Like a cross between, I dunno... Schizopolis, A Walk Through H, Pi, The Crying of Lot 49, Kafka, Borges, my shitty, bureaucratic desk job, and my sense of my existence these days. Well done! Set itself up to be nothing less than a Clever Philosophical Movie and, whaddya know? Kinda nailed it. Enjoyed this a lot. 4.5
This film handles meta cognizance in a way that is unparalleled by any other film. It explains human thought and the crisis of being so perfectly, so acutely in a way that is both comprehendible and relatable to every day life. The interwoven narratives each find their match and give a great aha moment.
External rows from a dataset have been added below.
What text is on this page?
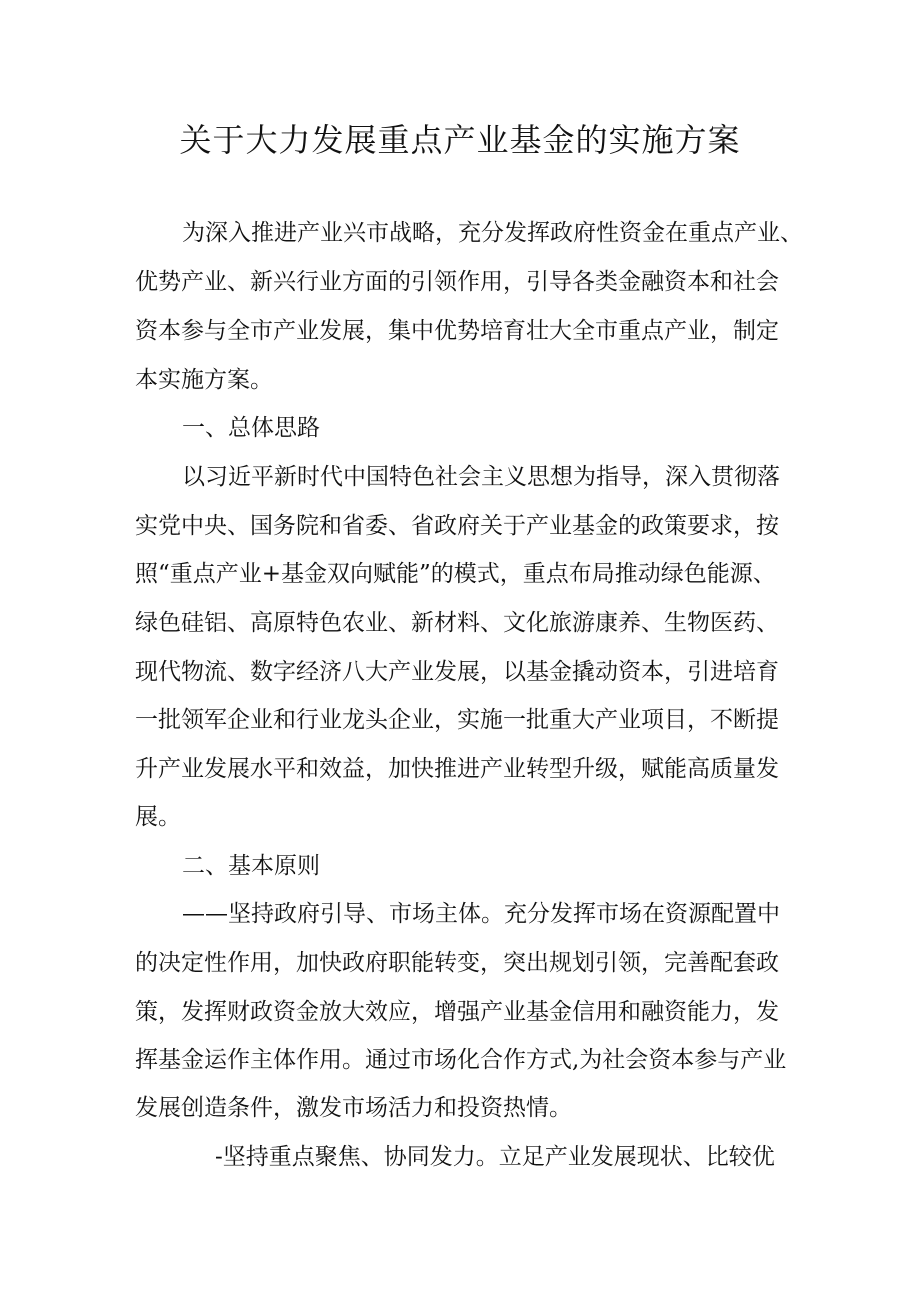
关于大力发展重点产业基金的实施方案
为深入推进产业兴市战略，充分发挥政府性资金在重点产业、
优势产业、新兴行业方面的引领作用，引导各类金融资本和社会
资本参与全市产业发展，集中优势培育壮大全市重点产业，制定
本实施方案。
一、总体思路
以习近平新时代中国特色社会主义思想为指导，深入贯彻落
实党中央、国务院和省委、省政府关于产业基金的政策要求，按
照“重点产业+基金双向赋能”的模式，重点布局推动绿色能源、
绿色硅铝、高原特色农业、新材料、文化旅游康养、生物医药、
现代物流、数字经济八大产业发展，以基金撬动资本，引进培育
一批领军企业和行业龙头企业，实施一批重大产业项目，不断提
升产业发展水平和效益，加快推进产业转型升级，赋能高质量发
展。
二、基本原则
——坚持政府引导、市场主体。充分发挥市场在资源配置中
的决定性作用，加快政府职能转变，突出规划引领，完善配套政
策，发挥财政资金放大效应，增强产业基金信用和融资能力，发
挥基金运作主体作用。通过市场化合作方式,为社会资本参与产业
发展创造条件，激发市场活力和投资热情。
-坚持重点聚焦、协同发力。立足产业发展现状、比较优
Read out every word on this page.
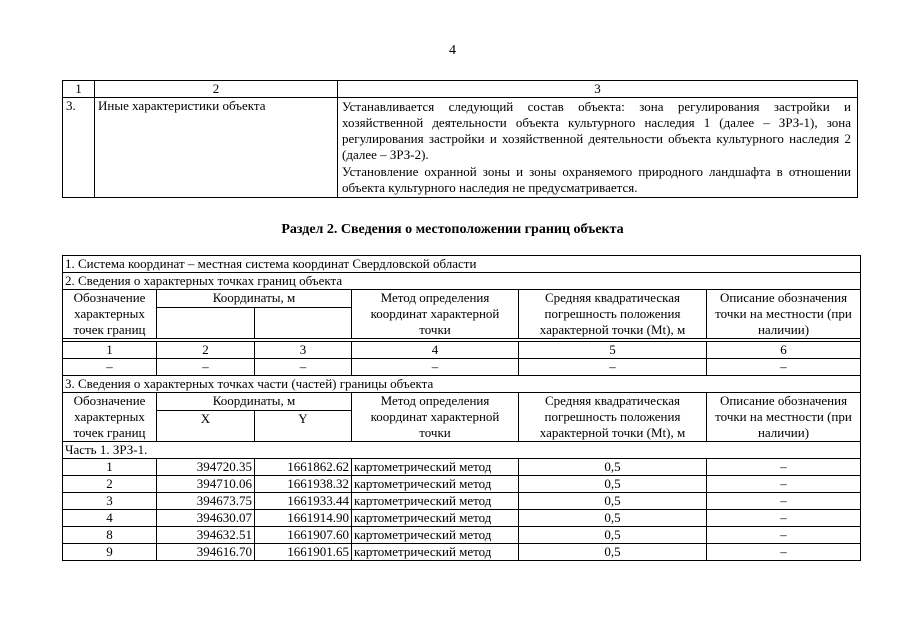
4
1	2	3
3.	Иные характеристики объекта	Устанавливается следующий состав объекта: зона регулирования застройки и хозяйственной деятельности объекта культурного наследия 1 (далее – ЗРЗ-1), зона регулирования застройки и хозяйственной деятельности объекта культурного наследия 2 (далее – ЗРЗ-2).

Установление охранной зоны и зоны охраняемого природного ландшафта в отношении объекта культурного наследия не предусматривается.

Раздел 2. Сведения о местоположении границ объекта
1. Система координат – местная система координат Свердловской области					
2. Сведения о характерных точках границ объекта					
Обозначение характерных точек границ	Координаты, м		Метод определения координат характерной точки	Средняя квадратическая погрешность положения характерной точки (Mt), м	Описание обозначения точки на местности (при наличии)

1	2	3	4	5	6
–	–	–	–	–	–
3. Сведения о характерных точках части (частей) границы объекта					
Обозначение характерных точек границ	Координаты, м		Метод определения координат характерной точки	Средняя квадратическая погрешность положения характерной точки (Mt), м	Описание обозначения точки на местности (при наличии)
	X	Y			
Часть 1. ЗРЗ-1.					
1	394720.35	1661862.62	картометрический метод	0,5	–
2	394710.06	1661938.32	картометрический метод	0,5	–
3	394673.75	1661933.44	картометрический метод	0,5	–
4	394630.07	1661914.90	картометрический метод	0,5	–
8	394632.51	1661907.60	картометрический метод	0,5	–
9	394616.70	1661901.65	картометрический метод	0,5	–
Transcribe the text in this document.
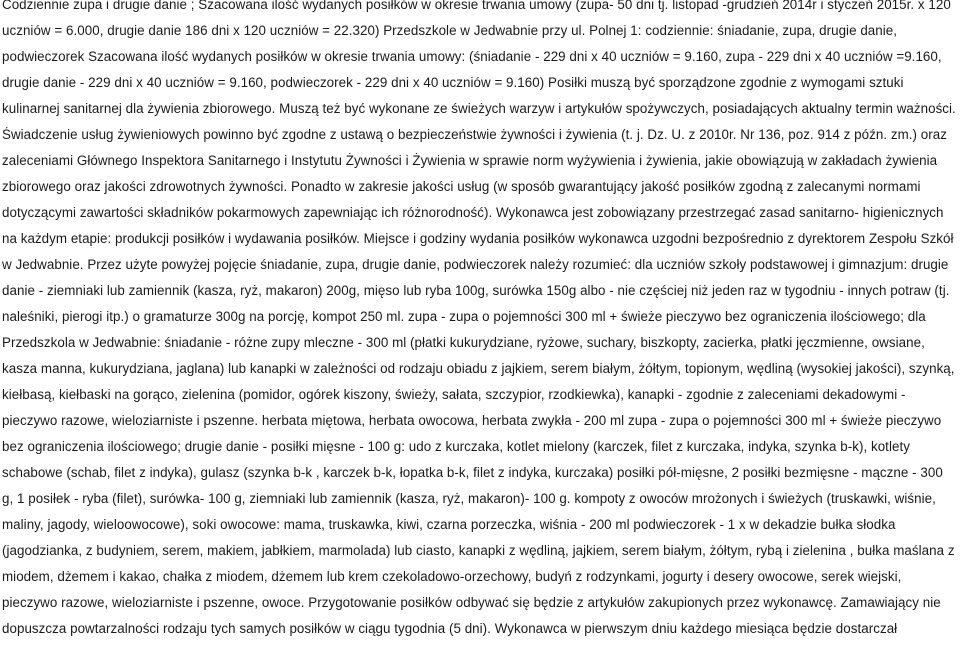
Codziennie zupa i drugie danie ; Szacowana ilość wydanych posiłków w okresie trwania umowy (zupa- 50 dni tj. listopad -grudzień 2014r i styczeń 2015r. x 120
uczniów = 6.000, drugie danie 186 dni x 120 uczniów = 22.320) Przedszkole w Jedwabnie przy ul. Polnej 1: codziennie: śniadanie, zupa, drugie danie,
podwieczorek Szacowana ilość wydanych posiłków w okresie trwania umowy: (śniadanie - 229 dni x 40 uczniów = 9.160, zupa - 229 dni x 40 uczniów =9.160,
drugie danie - 229 dni x 40 uczniów = 9.160, podwieczorek - 229 dni x 40 uczniów = 9.160) Posiłki muszą być sporządzone zgodnie z wymogami sztuki
kulinarnej sanitarnej dla żywienia zbiorowego. Muszą też być wykonane ze świeżych warzyw i artykułów spożywczych, posiadających aktualny termin ważności.
Świadczenie usług żywieniowych powinno być zgodne z ustawą o bezpieczeństwie żywności i żywienia (t. j. Dz. U. z 2010r. Nr 136, poz. 914 z późn. zm.) oraz
zaleceniami Głównego Inspektora Sanitarnego i Instytutu Żywności i Żywienia w sprawie norm wyżywienia i żywienia, jakie obowiązują w zakładach żywienia
zbiorowego oraz jakości zdrowotnych żywności. Ponadto w zakresie jakości usług (w sposób gwarantujący jakość posiłków zgodną z zalecanymi normami
dotyczącymi zawartości składników pokarmowych zapewniając ich różnorodność). Wykonawca jest zobowiązany przestrzegać zasad sanitarno- higienicznych
na każdym etapie: produkcji posiłków i wydawania posiłków. Miejsce i godziny wydania posiłków wykonawca uzgodni bezpośrednio z dyrektorem Zespołu Szkół
w Jedwabnie. Przez użyte powyżej pojęcie śniadanie, zupa, drugie danie, podwieczorek należy rozumieć: dla uczniów szkoły podstawowej i gimnazjum: drugie
danie - ziemniaki lub zamiennik (kasza, ryż, makaron) 200g, mięso lub ryba 100g, surówka 150g albo - nie częściej niż jeden raz w tygodniu - innych potraw (tj.
naleśniki, pierogi itp.) o gramaturze 300g na porcję, kompot 250 ml. zupa - zupa o pojemności 300 ml + świeże pieczywo bez ograniczenia ilościowego; dla
Przedszkola w Jedwabnie: śniadanie - różne zupy mleczne - 300 ml (płatki kukurydziane, ryżowe, suchary, biszkopty, zacierka, płatki jęczmienne, owsiane,
kasza manna, kukurydziana, jaglana) lub kanapki w zależności od rodzaju obiadu z jajkiem, serem białym, żółtym, topionym, wędliną (wysokiej jakości), szynką,
kiełbasą, kiełbaski na gorąco, zielenina (pomidor, ogórek kiszony, świeży, sałata, szczypior, rzodkiewka), kanapki - zgodnie z zaleceniami dekadowymi -
pieczywo razowe, wieloziarniste i pszenne. herbata miętowa, herbata owocowa, herbata zwykła - 200 ml zupa - zupa o pojemności 300 ml + świeże pieczywo
bez ograniczenia ilościowego; drugie danie - posiłki mięsne - 100 g: udo z kurczaka, kotlet mielony (karczek, filet z kurczaka, indyka, szynka b-k), kotlety
schabowe (schab, filet z indyka), gulasz (szynka b-k , karczek b-k, łopatka b-k, filet z indyka, kurczaka) posiłki pół-mięsne, 2 posiłki bezmięsne - mączne - 300
g, 1 posiłek - ryba (filet), surówka- 100 g, ziemniaki lub zamiennik (kasza, ryż, makaron)- 100 g. kompoty z owoców mrożonych i świeżych (truskawki, wiśnie,
maliny, jagody, wieloowocowe), soki owocowe: mama, truskawka, kiwi, czarna porzeczka, wiśnia - 200 ml podwieczorek - 1 x w dekadzie bułka słodka
(jagodzianka, z budyniem, serem, makiem, jabłkiem, marmolada) lub ciasto, kanapki z wędliną, jajkiem, serem białym, żółtym, rybą i zielenina , bułka maślana z
miodem, dżemem i kakao, chałka z miodem, dżemem lub krem czekoladowo-orzechowy, budyń z rodzynkami, jogurty i desery owocowe, serek wiejski,
pieczywo razowe, wieloziarniste i pszenne, owoce. Przygotowanie posiłków odbywać się będzie z artykułów zakupionych przez wykonawcę. Zamawiający nie
dopuszcza powtarzalności rodzaju tych samych posiłków w ciągu tygodnia (5 dni). Wykonawca w pierwszym dniu każdego miesiąca będzie dostarczał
The film pays the viewer massive dividends to follow and remain invested in each touch. Each word added something.
Cockburn delivers a shotgun-blast of heady existential quandaries and theoretical exercises, with little attention paid to pacing (endless at only 78 minutes) or aesthetic value. Crucially lacks the human factor present in fellow "puzzle box" films like PRIMER or COHERENCE. With nothing to hold on to, the viewer is lost beneath the waves with no incentive to find her/his way out.
Have you seen 'Mindwalk'? That 1990 film starred Sam Waterston, John Heard, and Liv Ullman. Well, that film was very low-tech and somewhat confusing as well. I can't say if this film is better, though it's just different enough to be fresh. But this one is at once more detailed and more abstract. My pet name for this film is 'Mindf**k'.
Everything was going so smoothly until the laser pointer. Now I have a **ADAC**.
The effort of trying to understanding the world (as an archive). The powers of consciousness. The music of chance. The human being as a collective. All interesting themes, but none properly investigated.
At times it really manages to slip under your skin and into your brain. It's like the movie itself is talking to /you/ – popped out of the blue just for you. Like the Archivist you start collecting hints, perfectly conscious that you're entering a labyrinth. But in the end it all feels disconnected: the labyrinth was just an illusion trick, and the magic vanishes. I thought there was more. Still it's worth the ride.
Strangeness for the sake of strangeness does not always work. Here it does. At times laugh out loud funny. At times head scratch inducing. At times something you will end up thinking about for sometime after. There are threads here I would love to follow further regardless of where they might take me.